Kebesaran, kemuliaan, keagungan yang terlihat dari Uskup Sani, jejak yang ditinggakan Pater Yan Bala Letor, juga Pater Anton Sigoama Letor (tahbisan imam tahun 1955) tempo dulu mempunyai andil besar dan menjadi motivasi awal bagi banyak anak Waibalun masuk seminari. Syukur, banyak yang jalan terus dan ditahbiskan menjadi imam. Tetapi yang mengambil jalan lain dan tidak menjadi imam tetap memperlihatkan spirit lewo (kampung) di berbagai medan bakti seperti dosen, guru, wartawan, penulis, politisi, dan lain-lain.
Penutup
Ketika sekarang Paulus Budi Kleden diangkat menjadi Uskup Agung Ende, muncul kesadaran dalam keluarga Kleden : inilah anak suku terbaik yang dipersembahkan keluarga untuk Gereja, untuk umat dan untuk masyarakat banyak. Tahun 1961 keluarga Kleden sudah mempersembahkan Mgr. Dr. Paulus Antonius Sani Kleden, SVD menjadi Uskup Denpasar.
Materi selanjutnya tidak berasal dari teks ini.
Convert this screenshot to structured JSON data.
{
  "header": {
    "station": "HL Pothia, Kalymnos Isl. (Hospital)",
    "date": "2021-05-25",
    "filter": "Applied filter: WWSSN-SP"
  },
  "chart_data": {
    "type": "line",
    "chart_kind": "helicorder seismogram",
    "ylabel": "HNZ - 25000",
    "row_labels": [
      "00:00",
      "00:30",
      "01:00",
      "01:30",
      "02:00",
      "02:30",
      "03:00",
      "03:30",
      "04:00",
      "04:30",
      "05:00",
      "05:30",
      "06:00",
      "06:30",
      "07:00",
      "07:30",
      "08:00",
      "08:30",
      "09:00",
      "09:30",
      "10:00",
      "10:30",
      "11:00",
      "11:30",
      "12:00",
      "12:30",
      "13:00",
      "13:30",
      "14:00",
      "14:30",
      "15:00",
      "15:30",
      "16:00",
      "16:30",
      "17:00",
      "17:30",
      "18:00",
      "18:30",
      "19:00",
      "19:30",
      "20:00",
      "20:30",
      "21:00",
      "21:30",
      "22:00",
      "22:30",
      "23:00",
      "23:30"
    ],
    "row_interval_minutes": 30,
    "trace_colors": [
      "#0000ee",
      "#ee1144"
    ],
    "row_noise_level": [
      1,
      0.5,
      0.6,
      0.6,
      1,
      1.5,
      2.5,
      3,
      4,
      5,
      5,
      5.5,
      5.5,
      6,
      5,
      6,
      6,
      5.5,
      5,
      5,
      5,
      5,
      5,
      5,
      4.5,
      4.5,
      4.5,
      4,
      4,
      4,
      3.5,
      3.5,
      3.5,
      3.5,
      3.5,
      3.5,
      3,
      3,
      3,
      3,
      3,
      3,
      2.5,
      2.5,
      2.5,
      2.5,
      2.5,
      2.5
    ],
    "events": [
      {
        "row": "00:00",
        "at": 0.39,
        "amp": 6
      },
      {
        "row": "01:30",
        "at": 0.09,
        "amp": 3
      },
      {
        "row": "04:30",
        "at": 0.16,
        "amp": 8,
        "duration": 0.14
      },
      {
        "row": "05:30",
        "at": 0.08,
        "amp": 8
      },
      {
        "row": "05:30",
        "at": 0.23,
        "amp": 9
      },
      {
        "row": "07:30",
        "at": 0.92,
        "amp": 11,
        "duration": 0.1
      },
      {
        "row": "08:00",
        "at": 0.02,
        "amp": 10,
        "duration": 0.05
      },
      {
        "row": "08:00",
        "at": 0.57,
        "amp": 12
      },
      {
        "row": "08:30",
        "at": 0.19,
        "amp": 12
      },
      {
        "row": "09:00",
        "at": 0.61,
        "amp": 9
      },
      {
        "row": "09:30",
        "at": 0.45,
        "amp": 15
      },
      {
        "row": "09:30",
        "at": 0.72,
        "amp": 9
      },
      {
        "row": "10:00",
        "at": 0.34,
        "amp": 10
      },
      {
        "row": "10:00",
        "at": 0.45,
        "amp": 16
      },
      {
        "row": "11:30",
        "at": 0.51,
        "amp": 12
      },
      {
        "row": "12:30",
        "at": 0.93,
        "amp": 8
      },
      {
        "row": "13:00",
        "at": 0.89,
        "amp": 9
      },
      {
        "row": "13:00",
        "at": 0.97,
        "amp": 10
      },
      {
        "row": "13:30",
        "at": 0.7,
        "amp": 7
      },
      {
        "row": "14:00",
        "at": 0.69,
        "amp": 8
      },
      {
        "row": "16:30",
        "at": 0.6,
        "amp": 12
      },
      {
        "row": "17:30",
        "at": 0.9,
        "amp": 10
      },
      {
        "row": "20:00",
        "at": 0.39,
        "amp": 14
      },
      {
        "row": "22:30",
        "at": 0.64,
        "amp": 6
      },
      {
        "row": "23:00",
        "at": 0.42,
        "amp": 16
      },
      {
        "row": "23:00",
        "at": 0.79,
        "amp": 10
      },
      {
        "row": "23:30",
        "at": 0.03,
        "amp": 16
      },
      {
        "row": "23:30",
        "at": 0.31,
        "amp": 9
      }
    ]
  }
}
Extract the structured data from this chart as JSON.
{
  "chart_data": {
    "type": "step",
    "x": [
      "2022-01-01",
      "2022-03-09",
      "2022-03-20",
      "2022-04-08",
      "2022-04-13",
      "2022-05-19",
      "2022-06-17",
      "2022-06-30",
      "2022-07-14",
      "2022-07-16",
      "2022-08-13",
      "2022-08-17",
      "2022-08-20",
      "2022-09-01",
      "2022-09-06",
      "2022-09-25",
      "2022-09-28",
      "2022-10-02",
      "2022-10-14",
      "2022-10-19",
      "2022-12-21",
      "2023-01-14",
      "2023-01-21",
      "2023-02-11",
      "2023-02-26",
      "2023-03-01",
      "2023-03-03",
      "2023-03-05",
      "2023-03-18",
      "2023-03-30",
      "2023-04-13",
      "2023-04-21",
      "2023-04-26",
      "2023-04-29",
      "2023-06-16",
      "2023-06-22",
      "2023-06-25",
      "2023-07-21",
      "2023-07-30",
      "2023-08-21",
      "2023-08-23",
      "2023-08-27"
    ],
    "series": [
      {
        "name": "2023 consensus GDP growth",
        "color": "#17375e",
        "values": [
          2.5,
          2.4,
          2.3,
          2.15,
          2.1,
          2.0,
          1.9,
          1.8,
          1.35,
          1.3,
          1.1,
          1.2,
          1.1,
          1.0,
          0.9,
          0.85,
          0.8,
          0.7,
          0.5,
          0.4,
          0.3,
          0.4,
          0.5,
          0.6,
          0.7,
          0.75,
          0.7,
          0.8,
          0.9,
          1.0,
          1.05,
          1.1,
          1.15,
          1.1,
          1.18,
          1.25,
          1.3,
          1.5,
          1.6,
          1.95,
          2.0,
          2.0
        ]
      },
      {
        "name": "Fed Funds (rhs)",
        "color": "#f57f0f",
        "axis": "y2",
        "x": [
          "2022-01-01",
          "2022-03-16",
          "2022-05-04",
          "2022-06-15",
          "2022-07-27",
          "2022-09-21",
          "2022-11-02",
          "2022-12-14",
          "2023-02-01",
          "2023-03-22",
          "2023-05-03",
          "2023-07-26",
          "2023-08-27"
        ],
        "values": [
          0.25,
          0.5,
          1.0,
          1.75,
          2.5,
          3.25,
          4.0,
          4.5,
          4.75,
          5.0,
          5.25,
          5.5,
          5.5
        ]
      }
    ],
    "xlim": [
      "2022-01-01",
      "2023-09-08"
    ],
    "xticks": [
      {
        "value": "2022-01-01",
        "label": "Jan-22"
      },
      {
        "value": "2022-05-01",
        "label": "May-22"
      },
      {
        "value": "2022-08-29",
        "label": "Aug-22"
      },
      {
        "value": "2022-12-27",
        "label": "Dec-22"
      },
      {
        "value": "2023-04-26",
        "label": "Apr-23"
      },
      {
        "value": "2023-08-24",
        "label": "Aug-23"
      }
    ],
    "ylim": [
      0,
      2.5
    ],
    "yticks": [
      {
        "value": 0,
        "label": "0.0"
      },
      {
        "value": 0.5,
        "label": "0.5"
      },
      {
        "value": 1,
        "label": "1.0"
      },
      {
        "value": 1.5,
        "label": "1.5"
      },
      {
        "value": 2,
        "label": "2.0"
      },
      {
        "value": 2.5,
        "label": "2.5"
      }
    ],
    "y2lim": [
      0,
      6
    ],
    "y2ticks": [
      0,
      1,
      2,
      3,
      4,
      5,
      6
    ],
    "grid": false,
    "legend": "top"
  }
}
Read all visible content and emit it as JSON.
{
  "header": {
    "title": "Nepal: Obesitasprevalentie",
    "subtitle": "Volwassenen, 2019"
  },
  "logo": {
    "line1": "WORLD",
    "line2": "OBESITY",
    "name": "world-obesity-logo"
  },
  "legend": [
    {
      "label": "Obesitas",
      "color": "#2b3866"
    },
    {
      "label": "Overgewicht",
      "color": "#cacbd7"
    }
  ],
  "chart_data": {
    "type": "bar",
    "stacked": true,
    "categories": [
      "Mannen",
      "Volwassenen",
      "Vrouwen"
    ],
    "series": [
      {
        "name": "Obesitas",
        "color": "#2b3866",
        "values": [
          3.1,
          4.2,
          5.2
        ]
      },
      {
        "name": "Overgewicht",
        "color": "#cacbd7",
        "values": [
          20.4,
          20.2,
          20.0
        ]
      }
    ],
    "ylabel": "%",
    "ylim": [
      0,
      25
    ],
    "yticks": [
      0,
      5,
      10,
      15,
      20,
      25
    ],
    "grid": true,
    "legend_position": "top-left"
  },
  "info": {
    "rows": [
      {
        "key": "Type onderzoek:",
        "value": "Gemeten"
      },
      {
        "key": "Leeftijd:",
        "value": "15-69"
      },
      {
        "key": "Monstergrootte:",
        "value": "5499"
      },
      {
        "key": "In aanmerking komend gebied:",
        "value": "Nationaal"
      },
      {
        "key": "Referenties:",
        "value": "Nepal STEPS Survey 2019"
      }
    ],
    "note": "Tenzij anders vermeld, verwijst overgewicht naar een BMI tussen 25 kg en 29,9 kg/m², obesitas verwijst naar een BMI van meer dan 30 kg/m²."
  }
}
Tahun ini, 63 tahun kemudian, keluarga Kleden kembali mempersembahkan anak suku Mgr. Dr. Paulus Budi Kleden, SVD menjadi Uskup Agung Ende. Dari Sani ke Budi, inilah persembahan keluarga Kleden.
- Tony Kleden, wartawan, tinggal di Kupang
Catatan : Tulisan ini diambil dari Buku “Menyambut Mgr. Paulus Budi Kleden SVD, Caritas Fraternitatis Maneat In Vobis, Peliharalah Kasih Persaudaraan“, editor : Maria Matildis Banda dan Fransiskus Zaverius Maria Deidhae. Diterbitkan di sini dengan izin editor.